Hopkinsons' origins can be traced to 1923 when the Try family, trading as Merrylands Bus Company, commenced operating services in the Fairfield, Guildford and Merrylands area with four buses. By 1957, the fleet had expanded to 16 buses. In 1978, Merrylands Bus Company was sold to Graham Hopkinson and renamed Hopkinsons and relocated to Smithfield.

In late 2003, the coach business of Challenge Coachlines was purchased and amalgamated with Hopkinsons' existing coach charter business. Following the death of Graham Hopkinson in 2011, his four daughters took over running the business.

From 2005, Hopkinsons' services formed part of Sydney Bus Region 3. In October 2013, Transit Systems commenced operating Region 3 including the services formerly operated by Hopkinsons. Hopkinsons continues to trade as a charter operator.

On 1 March 2015, the business was purchased by Kiama Coaches proprietor Gerard King and Premier Transport Group owner John King. Having downsized, the depot in Smithfield closed in June 2020 with the remaining vehicles relocated to that of sister company Premier Charters in Helensburgh.

==Fleet==
As at June 2015, the fleet consisted of five buses and 20 coaches.

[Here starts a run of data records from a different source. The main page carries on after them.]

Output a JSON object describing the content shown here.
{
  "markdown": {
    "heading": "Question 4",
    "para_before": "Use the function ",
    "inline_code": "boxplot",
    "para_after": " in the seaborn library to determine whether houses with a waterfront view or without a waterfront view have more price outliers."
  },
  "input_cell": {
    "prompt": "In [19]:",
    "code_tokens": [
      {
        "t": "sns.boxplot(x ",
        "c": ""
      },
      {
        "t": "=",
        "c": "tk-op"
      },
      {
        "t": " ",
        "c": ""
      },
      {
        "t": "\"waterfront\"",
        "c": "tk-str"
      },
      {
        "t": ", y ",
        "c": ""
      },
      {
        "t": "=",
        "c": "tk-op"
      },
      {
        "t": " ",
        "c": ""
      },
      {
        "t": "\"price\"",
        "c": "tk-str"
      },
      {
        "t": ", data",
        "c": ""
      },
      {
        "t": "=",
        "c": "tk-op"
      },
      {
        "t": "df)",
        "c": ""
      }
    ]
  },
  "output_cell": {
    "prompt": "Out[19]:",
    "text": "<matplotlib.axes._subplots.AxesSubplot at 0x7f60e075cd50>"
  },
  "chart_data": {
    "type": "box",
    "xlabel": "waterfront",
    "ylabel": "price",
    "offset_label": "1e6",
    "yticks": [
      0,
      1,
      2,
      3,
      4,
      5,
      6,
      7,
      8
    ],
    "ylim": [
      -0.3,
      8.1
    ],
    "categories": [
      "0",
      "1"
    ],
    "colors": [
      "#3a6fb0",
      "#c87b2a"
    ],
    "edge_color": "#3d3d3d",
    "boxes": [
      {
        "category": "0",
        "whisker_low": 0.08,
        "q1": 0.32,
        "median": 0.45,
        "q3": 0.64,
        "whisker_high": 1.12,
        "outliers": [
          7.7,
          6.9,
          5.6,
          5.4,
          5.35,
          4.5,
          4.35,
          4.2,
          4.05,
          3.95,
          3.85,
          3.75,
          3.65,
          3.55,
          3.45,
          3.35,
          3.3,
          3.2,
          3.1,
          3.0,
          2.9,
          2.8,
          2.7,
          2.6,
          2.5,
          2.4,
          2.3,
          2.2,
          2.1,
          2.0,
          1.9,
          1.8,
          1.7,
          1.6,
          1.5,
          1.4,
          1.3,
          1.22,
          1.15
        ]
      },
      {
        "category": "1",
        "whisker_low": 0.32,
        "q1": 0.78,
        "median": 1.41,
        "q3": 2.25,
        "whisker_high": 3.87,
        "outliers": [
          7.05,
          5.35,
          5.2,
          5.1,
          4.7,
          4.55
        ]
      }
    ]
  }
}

When Hopkinsons purchased the business in 1978 it consisted of Bedfords. In the 1980s these were replaced by ex ACTION AEC Swift and Volvo B58s. In the 1990s it had some ex Public Transport Corporation Volvo B59s rebodied by P&D Coachworks to a design by Hopkinsons followed by some similarly bodied Volvo B10Bs. More recent purchases have been Custom Coaches bodied Volvo B12BLEs.

Hopkinsons has long operated charter coaches. Initially operating Dennings and later Austral Tourmasters, it has since moved to Scania and Volvos.

In the 1980s, the two tone green livery was replaced by the current white, green and blue colour scheme. Coaches used to also carry this livery until a silver livery was adopted at about the same time as the purchase of Challenge Coachlines.